Objectives: To evaluate the use of delayed antibiotics compared to immediate or no antibiotics as a prescribing strategy for ARTIs. We evaluated clinical outcomes including duration and severity measures for pain, malaise, fever, cough and rhinorrhoea in sore throat, acute otitis media, bronchitis (cough) and the common cold. We also evaluated the outcomes of antibiotic use, patient satisfaction, antibiotic resistance and re-consultation rates and use of alternative therapies.
Search methods: We searched CENTRAL (The Cochrane Library 2013, Issue 2), which includes the Acute Respiratory Infection Group's Specialised Register; Ovid MEDLINE (January 1966 to February Week 3 2013); Ovid MEDLINE In-Process & Other Non-Indexed Citations (28 February 2013); EMBASE (1990 to 2013 Week 08); Science Citation Index - Web of Science (2007 to May 2012) and EBSCO CINAHL (1982 to 28 February 2013).
Selection criteria: Randomised controlled trials (RCTs) involving participants of all ages defined as having an ARTI, where delayed antibiotics were compared to antibiotics used immediately or no antibiotics.
Data collection and analysis: Three review authors independently extracted and collected data.

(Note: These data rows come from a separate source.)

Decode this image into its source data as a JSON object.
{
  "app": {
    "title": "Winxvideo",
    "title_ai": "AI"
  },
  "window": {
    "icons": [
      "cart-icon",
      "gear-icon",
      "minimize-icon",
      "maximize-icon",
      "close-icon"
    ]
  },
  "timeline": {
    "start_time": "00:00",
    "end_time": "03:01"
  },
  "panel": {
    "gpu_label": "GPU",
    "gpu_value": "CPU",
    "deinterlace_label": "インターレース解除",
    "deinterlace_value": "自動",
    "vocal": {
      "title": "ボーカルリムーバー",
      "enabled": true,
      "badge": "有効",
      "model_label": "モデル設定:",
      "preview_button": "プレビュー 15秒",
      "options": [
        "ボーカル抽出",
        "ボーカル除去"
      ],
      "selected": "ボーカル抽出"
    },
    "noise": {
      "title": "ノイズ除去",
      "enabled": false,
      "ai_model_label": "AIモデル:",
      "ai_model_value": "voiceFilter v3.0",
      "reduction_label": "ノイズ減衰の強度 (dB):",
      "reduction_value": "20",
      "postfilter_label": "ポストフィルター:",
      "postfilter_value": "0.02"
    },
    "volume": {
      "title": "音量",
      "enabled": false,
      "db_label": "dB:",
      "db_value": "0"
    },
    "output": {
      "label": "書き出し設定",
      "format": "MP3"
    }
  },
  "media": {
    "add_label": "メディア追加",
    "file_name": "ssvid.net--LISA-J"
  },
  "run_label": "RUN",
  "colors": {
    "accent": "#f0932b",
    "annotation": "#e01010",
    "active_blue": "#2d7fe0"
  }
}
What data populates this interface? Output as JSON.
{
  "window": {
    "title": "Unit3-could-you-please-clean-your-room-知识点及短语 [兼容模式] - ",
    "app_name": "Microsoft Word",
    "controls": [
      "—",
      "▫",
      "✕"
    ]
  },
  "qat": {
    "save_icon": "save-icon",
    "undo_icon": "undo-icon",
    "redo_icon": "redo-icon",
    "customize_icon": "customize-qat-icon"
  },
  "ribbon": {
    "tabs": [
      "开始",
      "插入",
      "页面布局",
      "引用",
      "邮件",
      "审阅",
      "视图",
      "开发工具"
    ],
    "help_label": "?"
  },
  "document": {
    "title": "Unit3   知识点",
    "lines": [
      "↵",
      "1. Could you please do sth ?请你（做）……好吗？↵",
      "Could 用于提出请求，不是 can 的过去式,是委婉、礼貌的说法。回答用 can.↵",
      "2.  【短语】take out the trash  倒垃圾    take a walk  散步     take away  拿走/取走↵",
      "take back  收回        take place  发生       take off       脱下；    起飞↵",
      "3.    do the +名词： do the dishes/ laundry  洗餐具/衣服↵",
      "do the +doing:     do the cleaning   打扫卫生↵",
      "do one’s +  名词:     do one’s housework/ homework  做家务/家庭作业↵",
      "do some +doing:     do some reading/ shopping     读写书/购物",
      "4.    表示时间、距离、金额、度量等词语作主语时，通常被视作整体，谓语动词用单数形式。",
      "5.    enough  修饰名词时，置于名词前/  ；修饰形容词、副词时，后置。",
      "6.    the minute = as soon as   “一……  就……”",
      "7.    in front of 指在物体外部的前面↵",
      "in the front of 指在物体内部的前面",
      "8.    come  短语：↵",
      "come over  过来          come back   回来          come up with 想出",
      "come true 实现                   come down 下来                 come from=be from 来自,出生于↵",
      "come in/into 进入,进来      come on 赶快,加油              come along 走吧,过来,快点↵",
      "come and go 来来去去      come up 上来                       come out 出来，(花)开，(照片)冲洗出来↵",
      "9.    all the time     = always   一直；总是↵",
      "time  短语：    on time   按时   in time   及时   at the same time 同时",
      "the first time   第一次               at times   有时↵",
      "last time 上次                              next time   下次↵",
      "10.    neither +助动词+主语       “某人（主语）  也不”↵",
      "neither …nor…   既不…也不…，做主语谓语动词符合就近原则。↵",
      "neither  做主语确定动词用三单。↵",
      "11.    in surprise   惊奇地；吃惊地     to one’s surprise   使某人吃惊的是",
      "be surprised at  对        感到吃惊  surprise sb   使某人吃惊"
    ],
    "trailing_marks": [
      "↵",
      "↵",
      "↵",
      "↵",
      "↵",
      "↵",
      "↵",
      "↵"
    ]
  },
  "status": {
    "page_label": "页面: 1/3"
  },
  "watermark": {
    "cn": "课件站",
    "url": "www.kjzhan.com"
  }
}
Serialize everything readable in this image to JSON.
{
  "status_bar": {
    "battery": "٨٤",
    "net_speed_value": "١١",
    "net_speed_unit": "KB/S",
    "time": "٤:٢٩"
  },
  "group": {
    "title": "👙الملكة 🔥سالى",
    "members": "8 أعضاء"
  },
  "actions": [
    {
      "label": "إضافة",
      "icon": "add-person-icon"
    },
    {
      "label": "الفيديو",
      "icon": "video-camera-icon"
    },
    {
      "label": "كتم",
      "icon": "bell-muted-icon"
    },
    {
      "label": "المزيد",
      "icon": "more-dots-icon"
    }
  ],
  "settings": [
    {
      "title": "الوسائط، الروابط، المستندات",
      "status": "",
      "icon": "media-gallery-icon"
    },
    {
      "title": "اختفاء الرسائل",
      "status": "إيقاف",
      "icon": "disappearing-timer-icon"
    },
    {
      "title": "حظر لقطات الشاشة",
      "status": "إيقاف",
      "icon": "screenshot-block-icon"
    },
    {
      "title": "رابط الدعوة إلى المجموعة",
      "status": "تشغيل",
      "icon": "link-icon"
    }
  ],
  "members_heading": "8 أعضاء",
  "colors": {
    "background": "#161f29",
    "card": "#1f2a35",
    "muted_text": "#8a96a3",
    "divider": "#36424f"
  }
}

Important adverse effects, including adverse effects of antibiotics and complications of disease, were included as secondary outcomes. We assessed the risk of bias of all included trials. We contacted trial authors to obtain missing information where available.
Main results: Ten studies, with a total of 3157 participants, were included in this review. Heterogeneity of the 10 included studies and their results generally precluded meta-analysis with patient satisfaction being an exception.There was no difference between delayed, immediate and no prescribed antibiotics for the clinical outcomes evaluated in cough and common cold. In patients with acute otitis media (AOM) and sore throat immediate antibiotics were more effective than delayed for fever, pain and malaise in some studies. There were only minor differences in adverse effects with no significant difference in complication rates.Delayed antibiotics resulted in a significant reduction in antibiotic use compared to immediate antibiotics. A strategy of no antibiotics resulted in least antibiotic use.Patient satisfaction favoured immediate antibiotics over delayed (odds ratio (OR) 0.52; 95% confidence interval (CI) 0.35 to 0.76). Delayed and no antibiotics had similar satisfaction rates with both strategies achieving over 80% satisfaction (OR 1.44; 95% CI 0.99 to 2.10).There was no difference in re-consultation rates for immediate and delayed groups.None of the included studies evaluated antibiotic resistance.
Authors' conclusions: Most clinical outcomes show no difference between strategies. Delay slightly reduces patient satisfaction compared to immediate antibiotics (87% versus 92%) but not compared to none (87% versus 83%). In patients with respiratory infections where clinicians feel it is safe not to prescribe antibiotics immediately, no antibiotics with advice to return if symptoms do not resolve is likely to result in the least antibiotic use, while maintaining similar patient satisfaction and clinical outcomes to delayed antibiotics.